Il nostro terzo appuntamento è stato caratterizzato dalla chiusura temporanea delle attività in presenza, decretato giusto un’ora prima del suo inizio. Il Covid ha mandato in quarantena alcune classi e per precauzione la direzione della scuola ha deciso di interrompere tutte le attività extracurriculari in presenza, nell’intento di salvaguardare il più a lungo possibile le lezioni mattutine in classe. Quindi oggi abbiamo trovato riparo dietro lo schermo dei nostri device e per qualche tempo proseguiremo il laboratorio a distanza. Non sarà facile ma faremo del nostro meglio con ciò che ci è concesso di fare.
Almeno un aspetto positivo nell’incontrarsi in DAD c’è ed è quello che, finalmente, possiamo vederci in viso, senza mascherine che nascondono sorrisi e nasi bellissimi. Così una piccola soddisfazione, una piccola rivincita nei confronti della sfortuna che ci rintana tutti in una videoconferenza, ce la siamo presa con boccacce e linguacce on line, inflitte al destino con la scusa di allenare una corretta articolazione delle parole.
Una delle difficoltà del fare esperienza di teatro, specie se “a distanza”, sta nel fatto che si tratta di una attività che rifugge da eccessive teorizzazioni. Più che di regole assolute, si nutre di artigianalità, intuito, fantasia e talento, da scovare e sviluppare. Mi torna in mente una risposta con cui Jacques Lecoq ci richiamava alla concretezza, durante uno stage presso la sua scuola parigina, quando indugiavamo troppo nella concettualizzazione: “c’est ton problème”, è un tuo problema, non tanto del “fare teatro”. Oggi, dopo alcune semplici spiegazioni sul funzionamento della voce e della parola con relativi esercizi e dimostrazioni, abbiamo riletto la prima parte di una breve storia su cui stiamo lavorando e che inizia proprio col tentativo di Giulio di invitare finalmente fuori Agata, a lockdown e coprifuoco terminato, per festeggiare insieme la fine delle restrizioni.

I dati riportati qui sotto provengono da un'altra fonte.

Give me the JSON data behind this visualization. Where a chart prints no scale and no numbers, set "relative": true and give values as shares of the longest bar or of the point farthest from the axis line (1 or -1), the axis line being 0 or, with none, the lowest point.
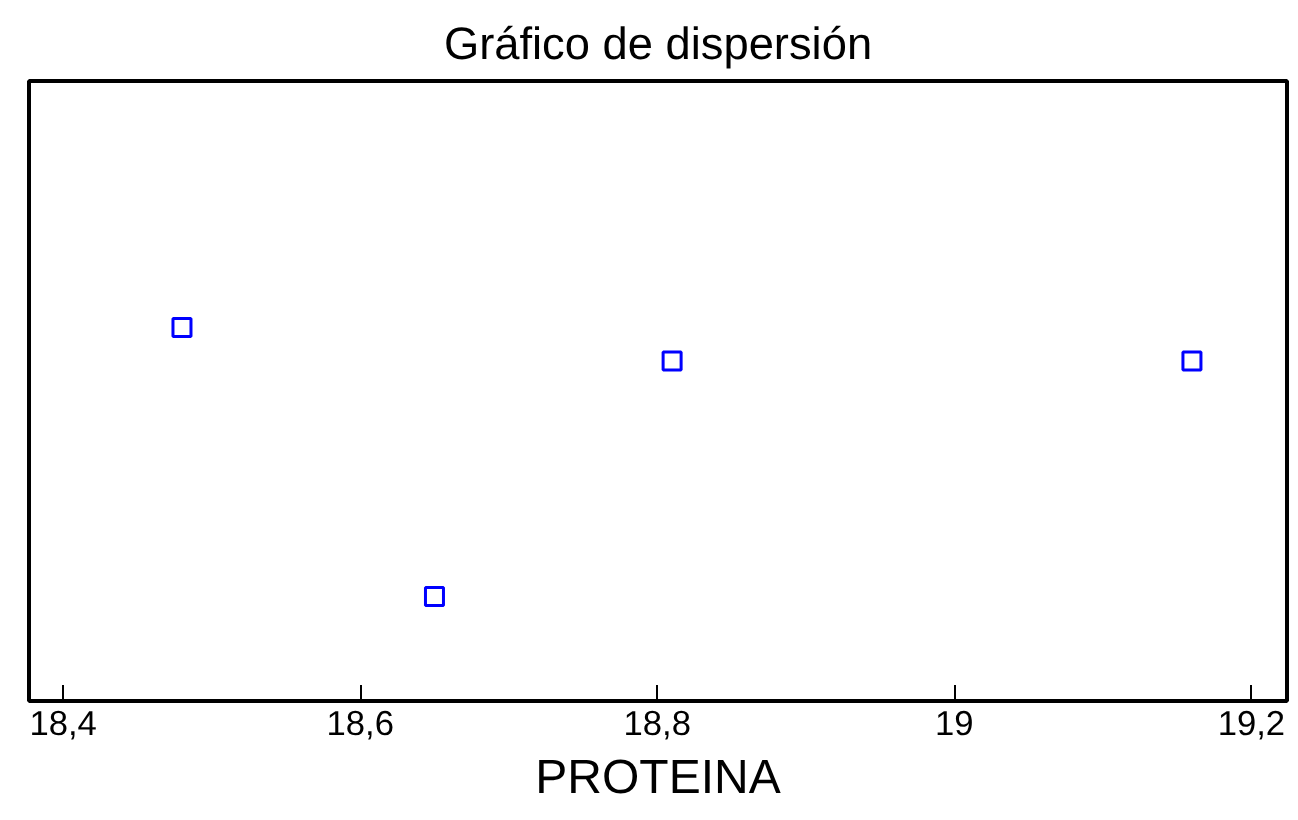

Leggere queste prime battute esattamente il giorno in cui si è rimaterializzato lo spettro del confinamento è stato un po’ sconfortante. Ma temo più per me che per loro, dato che loro in qualche modo si sono già dovuti abituare, nel corso della pandemia, a questa normalità di vita surrogata.
Così abbiamo provato diverse distribuzioni delle parti facendo un po’ a rotazione tra tutti. Ora le idee sono un po’ più chiare sulla possibile assegnazione dei ruoli. Ma il copione deve ancora crescere. Andremo avanti con questo lavoro, sperando che torni presto il momento di tornare in carne e ossa a invadere il nostro spazio fisico. Faremo quello che la DAD ci consente e visto che almeno ci libera dalla mascherina, sperimenteremo qualche esercizio particolare per migliorare l’uso della voce; e lavoreremo sulla lettura, soffermandoci su quegli aspetti della recitazione su cui dal vivo avremmo comunque dovuto sorvolare per mancanza di tempo.